Night coughs are most
Symptoms not associated with asthma cough
It’s also important to understand symptoms that are not associated with asthma cough. Seek emergency medical attention if any of the following symptoms accompany your cough:
- chest pain or pressure that is atypical for the usual chest tightness associated with asthma
- coughing up blood
- high or long lasting fever
- loss of appetite
- night sweats
- problems talking because of breathing difficulties
- changes in skin color due to difficulty breathing
- unintentional weight loss
- progressive difficulty walking shorter and shorter distances
Before you start any treatments for asthma cough, a doctor will likely do a physical exam. They may also order breathing tests to measure your lung function. You may need to have these tests done periodically to measure the effectiveness of any medications you’re taking.
These diagnostic tools are most effective in people ages 5 and older. A doctor might also do allergy testing if they suspect allergens are triggering your asthma cough.
In some cases, a doctor may also prescribe a steroid inhaler and assess your response to the medication to diagnose asthma.
There are several treatment options for asthma and its related cough.
Controller medications are a commonly used method of treating asthma. Inhaled corticosteroids help decrease lung inflammation, one of the causes of asthma cough. These are used on a long-term basis, unlike oral corticosteroids, which are used for short periods of time during severe flare-ups.
Doctors prescribe quick-relief inhalers to have on hand in case of wheezing and coughing flare-ups. Most of these treatments fall into the class of short acting beta-antagonists.
According to the American Academy of Allergy, Asthma, and Immunology, quick-relief inhalers should not take the place of controller medications and should be used less than twice a week. A doctor may also recommend them for use before exercise or during an illness.
Consider talking with a doctor if you find you rely on your quick-relief inhaler more often than recommended.

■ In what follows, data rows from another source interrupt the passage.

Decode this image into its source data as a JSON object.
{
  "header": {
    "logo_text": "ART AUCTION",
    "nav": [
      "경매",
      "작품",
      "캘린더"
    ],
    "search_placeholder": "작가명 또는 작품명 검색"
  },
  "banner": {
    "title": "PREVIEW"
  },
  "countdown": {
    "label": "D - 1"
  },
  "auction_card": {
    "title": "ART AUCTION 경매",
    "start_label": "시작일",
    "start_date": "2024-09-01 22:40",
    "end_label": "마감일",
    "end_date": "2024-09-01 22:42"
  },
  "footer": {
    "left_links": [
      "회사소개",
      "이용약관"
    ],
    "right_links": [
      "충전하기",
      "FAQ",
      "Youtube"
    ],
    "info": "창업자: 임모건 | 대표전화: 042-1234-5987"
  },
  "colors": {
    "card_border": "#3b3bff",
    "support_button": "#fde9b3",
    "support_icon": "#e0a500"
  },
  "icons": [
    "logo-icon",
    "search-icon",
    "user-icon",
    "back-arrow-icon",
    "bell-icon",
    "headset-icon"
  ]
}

Long-term oral medications such as leukotriene modifiers may also relieve asthma cough. One such drug is montelukast (Singulair). Leukotriene modifiers work by treating asthma symptoms related to allergic rhinitis.
Learn more about asthma medications.
Alternative treatments may help an asthmatic cough, but they are complementary treatments. Never use alternative treatments in a medical emergency or stop prescription medications for homeopathic medicine.
Reach out to a doctor if you want to try any of the following options to help with your asthma coughing:
- herbs, such as dried ivy and gingko
- yoga breathing (pranayama)
Aside from treatment, you can help decrease how often you experience your asthma cough with a few lifestyle changes. For example, placing a humidifier in your room can help ease coughing at night. You may also have to limit outdoor activities if the air quality is poor.
One of the most important prevention tools for living with asthma is learning to identify your asthma triggers.
You should avoid irritants and triggers that can worsen your cough. Some common triggers include:
- cigarette smoke
- chemicals and cleaners
- cold air
- weather changes
- low humidity
- pet dander
- viral infections
If allergies make your asthma worse, you may also need to prevent and treat allergen exposure before your asthma symptoms get better.
While asthma itself is not “curable,” you can manage your symptoms and find relief. Treating asthma symptoms like coughing is also important to prevent lung damage, especially in children.
With proper management, your cough should eventually ease. Be sure to reach out to a doctor if your asthma cough continues despite treatment.